Almost Yellowknife bound
Two WestJet passengers with tickets to Grande Prairie accidentally board Canadian North plane to Yk
Randi Beers
Northern News Services
Published Friday, January 9, 2015
SOMBA K'E/YELLOWKNIFE
Two travellers at Edmonton International Airport almost unwittingly ended up in Yellowknife late Sunday night after boarding the wrong plane.
The pair, carrying tickets for a WestJet flight from Edmonton to Grande Prairie, Alta., accidentally boarded Canadian North flight 422 to Yellowknife, and nobody noticed until the plane was about to depart.
Flight 422 was scheduled to depart Edmonton at 5:50 p.m., but aircraft problems delayed the flight by three hours. It was almost 9 p.m. when Canadian North started the boarding process, which happened simultaneously with boarding of a WestJet flight to Grande Prairie at an adjacent gate.
It was approximately 9:15 p.m. on the fully boarded Canadian North plane when an announcement came through the cabin for flight attendants to secure the doors and cross-check for departure.
But before the plane turned on its engines a passenger stood up, announced he was on the wrong plane and asked to disembark.
The man's concerns prompted a woman to also stand up and say she was on the wrong plane. Both passengers thought they were en route to Grande Prairie, which is 1,200 km south of Yellowknife.

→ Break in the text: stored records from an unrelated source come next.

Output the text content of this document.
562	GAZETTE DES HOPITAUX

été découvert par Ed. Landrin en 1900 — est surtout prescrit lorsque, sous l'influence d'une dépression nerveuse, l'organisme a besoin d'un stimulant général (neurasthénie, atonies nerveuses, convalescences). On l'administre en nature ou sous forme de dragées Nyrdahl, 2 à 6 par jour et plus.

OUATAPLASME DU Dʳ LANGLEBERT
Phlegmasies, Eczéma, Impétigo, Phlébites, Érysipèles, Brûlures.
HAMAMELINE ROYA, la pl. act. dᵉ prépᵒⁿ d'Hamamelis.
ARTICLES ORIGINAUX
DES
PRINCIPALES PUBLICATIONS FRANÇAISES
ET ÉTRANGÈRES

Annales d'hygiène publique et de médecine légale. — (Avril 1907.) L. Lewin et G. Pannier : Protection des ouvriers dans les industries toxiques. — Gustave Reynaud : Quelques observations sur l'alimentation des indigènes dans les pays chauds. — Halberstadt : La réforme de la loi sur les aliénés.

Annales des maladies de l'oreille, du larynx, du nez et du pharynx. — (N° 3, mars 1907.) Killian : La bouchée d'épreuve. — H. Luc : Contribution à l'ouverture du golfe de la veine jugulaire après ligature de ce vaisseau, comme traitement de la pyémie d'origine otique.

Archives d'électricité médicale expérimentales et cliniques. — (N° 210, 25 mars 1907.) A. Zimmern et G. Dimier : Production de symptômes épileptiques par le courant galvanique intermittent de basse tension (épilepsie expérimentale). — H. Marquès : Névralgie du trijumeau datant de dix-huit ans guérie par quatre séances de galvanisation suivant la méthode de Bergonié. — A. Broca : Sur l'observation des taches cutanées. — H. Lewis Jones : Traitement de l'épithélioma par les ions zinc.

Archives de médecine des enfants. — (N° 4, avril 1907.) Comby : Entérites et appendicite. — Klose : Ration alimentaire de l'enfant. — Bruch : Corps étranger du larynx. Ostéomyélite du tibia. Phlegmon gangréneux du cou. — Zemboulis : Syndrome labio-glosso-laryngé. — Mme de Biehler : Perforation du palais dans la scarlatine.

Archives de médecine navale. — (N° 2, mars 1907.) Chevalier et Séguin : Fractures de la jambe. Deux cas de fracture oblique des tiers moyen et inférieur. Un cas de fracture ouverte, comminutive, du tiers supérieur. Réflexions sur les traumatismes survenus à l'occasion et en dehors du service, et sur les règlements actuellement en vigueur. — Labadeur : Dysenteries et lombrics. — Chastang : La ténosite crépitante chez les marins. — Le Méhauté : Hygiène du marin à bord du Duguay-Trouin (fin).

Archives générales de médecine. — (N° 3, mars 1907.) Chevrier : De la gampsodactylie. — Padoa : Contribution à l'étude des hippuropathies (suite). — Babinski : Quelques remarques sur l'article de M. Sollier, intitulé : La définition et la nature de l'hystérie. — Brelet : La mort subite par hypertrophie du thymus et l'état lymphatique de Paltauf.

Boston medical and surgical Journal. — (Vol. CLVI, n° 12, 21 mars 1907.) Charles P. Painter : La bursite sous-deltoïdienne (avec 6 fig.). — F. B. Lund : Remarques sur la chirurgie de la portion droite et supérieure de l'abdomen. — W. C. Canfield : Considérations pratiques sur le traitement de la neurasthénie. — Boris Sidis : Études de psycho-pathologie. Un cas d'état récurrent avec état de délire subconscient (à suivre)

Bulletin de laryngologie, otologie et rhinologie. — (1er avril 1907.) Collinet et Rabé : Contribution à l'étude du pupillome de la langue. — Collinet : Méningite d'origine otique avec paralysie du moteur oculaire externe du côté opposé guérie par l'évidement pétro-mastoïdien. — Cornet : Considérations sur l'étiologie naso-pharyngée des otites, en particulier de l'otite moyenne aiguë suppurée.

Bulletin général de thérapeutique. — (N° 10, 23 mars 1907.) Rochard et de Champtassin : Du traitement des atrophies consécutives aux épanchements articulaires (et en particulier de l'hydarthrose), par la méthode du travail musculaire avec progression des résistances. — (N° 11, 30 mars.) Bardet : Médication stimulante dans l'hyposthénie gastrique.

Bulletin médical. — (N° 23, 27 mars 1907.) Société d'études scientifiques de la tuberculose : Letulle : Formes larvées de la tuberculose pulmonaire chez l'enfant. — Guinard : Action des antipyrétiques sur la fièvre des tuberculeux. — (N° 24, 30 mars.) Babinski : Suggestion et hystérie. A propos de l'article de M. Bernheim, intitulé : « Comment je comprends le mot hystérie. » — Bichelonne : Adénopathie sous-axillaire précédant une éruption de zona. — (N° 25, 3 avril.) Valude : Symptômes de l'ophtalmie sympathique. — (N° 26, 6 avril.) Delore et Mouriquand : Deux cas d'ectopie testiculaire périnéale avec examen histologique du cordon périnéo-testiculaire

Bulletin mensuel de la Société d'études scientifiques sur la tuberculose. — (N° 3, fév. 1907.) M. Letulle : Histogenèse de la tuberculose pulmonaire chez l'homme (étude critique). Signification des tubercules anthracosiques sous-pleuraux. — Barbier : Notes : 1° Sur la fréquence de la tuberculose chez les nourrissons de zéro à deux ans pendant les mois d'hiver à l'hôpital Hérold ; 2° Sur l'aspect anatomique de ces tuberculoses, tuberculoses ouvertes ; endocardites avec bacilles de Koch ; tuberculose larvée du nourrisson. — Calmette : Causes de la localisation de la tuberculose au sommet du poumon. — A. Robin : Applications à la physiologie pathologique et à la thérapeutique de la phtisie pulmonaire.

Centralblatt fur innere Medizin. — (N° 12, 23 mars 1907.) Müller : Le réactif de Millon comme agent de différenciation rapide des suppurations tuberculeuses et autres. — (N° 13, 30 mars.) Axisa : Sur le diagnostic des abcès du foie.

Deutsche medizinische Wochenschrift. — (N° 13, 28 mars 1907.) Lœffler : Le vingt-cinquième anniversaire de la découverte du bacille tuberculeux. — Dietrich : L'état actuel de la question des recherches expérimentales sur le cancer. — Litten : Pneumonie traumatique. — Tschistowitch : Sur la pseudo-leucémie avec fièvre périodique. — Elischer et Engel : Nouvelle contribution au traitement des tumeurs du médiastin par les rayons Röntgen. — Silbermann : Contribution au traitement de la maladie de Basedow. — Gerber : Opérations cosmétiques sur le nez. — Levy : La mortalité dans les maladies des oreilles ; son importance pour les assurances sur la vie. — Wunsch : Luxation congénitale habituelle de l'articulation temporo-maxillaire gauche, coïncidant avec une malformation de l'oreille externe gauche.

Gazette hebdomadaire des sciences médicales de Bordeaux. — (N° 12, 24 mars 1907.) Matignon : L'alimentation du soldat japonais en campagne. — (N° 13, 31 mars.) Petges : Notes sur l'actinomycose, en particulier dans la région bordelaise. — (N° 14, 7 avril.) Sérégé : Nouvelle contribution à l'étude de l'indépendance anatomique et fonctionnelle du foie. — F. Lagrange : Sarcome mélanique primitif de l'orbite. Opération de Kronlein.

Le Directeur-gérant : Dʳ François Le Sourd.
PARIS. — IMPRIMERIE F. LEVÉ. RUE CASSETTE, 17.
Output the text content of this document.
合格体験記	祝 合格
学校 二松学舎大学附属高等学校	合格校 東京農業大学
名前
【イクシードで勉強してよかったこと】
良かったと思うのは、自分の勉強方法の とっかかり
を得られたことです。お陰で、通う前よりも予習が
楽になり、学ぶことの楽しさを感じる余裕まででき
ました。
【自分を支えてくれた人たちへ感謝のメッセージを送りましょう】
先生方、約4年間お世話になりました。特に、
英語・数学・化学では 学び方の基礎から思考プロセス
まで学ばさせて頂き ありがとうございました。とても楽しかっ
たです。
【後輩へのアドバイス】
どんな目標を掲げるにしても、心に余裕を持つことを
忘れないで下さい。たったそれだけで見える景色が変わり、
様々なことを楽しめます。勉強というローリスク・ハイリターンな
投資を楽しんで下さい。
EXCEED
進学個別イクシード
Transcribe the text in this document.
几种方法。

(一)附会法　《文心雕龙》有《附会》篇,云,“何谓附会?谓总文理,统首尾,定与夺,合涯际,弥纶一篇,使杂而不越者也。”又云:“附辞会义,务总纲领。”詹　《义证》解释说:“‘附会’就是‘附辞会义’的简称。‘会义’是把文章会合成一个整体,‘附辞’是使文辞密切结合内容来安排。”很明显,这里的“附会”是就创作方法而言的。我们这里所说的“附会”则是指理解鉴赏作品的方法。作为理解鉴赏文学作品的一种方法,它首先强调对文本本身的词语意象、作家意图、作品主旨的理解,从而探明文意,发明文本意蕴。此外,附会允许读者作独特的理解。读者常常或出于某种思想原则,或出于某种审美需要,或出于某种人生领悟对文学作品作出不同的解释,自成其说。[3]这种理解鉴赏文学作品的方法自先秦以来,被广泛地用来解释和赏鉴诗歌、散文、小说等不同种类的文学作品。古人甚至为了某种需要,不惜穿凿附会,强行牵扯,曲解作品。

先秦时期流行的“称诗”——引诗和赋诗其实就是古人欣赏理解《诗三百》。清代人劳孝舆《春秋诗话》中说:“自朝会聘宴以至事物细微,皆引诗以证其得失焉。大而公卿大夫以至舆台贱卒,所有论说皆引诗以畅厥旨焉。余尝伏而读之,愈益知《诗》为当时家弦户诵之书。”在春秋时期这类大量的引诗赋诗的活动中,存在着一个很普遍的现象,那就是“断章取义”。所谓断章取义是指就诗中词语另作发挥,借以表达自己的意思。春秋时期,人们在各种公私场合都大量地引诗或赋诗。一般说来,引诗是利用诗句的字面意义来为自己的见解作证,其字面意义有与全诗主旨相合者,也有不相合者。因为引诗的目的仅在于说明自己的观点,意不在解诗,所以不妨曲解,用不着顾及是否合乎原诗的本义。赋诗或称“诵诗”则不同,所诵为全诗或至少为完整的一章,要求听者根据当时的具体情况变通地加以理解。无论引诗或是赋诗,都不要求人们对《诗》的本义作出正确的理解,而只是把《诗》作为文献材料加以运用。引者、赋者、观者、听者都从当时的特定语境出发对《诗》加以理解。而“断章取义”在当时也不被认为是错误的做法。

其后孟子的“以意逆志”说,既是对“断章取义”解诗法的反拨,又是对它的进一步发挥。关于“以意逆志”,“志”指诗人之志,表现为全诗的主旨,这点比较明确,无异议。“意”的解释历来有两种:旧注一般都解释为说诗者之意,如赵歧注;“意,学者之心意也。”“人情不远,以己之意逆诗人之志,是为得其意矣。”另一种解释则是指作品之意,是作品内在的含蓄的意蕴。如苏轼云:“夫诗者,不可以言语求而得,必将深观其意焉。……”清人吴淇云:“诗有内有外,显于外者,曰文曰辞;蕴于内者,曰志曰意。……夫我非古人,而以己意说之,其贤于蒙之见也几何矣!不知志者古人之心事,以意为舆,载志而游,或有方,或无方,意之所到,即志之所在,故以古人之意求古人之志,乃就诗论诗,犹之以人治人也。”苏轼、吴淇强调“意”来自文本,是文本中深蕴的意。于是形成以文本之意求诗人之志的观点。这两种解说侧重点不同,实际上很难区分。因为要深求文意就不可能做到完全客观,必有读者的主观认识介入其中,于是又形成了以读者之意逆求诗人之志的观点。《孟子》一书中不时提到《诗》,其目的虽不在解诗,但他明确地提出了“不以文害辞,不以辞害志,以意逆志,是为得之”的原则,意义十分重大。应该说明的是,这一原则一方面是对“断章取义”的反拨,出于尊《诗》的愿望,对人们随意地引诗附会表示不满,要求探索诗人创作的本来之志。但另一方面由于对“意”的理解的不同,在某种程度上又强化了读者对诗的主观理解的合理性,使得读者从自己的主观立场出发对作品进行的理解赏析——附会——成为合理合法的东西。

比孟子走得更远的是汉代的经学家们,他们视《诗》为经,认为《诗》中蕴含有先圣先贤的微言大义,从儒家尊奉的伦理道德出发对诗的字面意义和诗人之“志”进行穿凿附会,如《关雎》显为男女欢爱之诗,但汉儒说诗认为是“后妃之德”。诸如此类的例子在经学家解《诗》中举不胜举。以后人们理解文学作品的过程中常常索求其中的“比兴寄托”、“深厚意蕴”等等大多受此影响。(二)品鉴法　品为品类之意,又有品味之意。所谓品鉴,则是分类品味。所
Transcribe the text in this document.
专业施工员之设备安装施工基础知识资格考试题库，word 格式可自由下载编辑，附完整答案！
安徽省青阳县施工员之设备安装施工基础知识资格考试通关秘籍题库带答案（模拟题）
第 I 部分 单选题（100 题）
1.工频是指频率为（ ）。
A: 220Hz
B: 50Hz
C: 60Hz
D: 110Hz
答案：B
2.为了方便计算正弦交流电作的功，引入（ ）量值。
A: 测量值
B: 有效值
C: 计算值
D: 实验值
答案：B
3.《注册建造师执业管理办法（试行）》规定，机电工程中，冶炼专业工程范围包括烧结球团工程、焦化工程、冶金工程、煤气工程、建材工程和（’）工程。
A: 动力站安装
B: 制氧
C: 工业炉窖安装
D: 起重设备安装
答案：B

Kelly Lewis, Canadian North's manager of communications, explained the security lapse that almost left these two people stranded in Yellowknife.
"There are four steps our employees should be following for verification … and it looks like the third step didn't happen," said Lewis.
The third step, after a ticketing agent checks identification before issuing a boarding pass and a gate agent checks the identification and boarding pass before boarding, is the screening of passengers as they board the aircraft.
"Flight attendants should be checking boarding passes as passengers board the plane," he explained.
"My understanding is things were running late and the flight crew was hurrying things along … it is our policy to check boarding passes – not all airlines do it but we still do."
On top of that, Lewis said, flight crew are required to do a head count to confirm the number of passengers on the plane matches the number of boarding passes checked by the gate agent.
"The staff on board the plane told me the first count they did didn't match up but they did another one and it did match up, so it seems they just went with the wrong head count," said Lewis, adding Canadian North's manager of flight safety has since sent out a reminder to staff about its policies and to take special care when doing head counts.
To compound things, Lewis explained Edmonton airport can be a "very busy facility", especially if two airlines at adjacent gates are boarding simultaneously, which was the case Sunday night.
"The passengers probably went to the WestJet counter and proceeded to the wrong door," he said.
"Airports are confusing and if you've been travelling awhile and you're tired it's possible to end up following the wrong crowd."
Although it's rare, Lewis said this sort of mistake is not unprecedented.
"It's Murphy's Law, it can happen," he said.
"In fact, the flight attendant I was talking to was laughing because years ago a flight attendant for another airline accidentally boarded one of our planes and ended up flying with us.
"It's rare, but if a couple (security) steps are missing, it can happen."
Lewis added had these two passengers made it all the way to Yellowknife with Canadian North, the airline would have taken care of the accommodations and helped them get to their intended destination. It's unknown whether the two passengers missed their flight to Grande Prairie.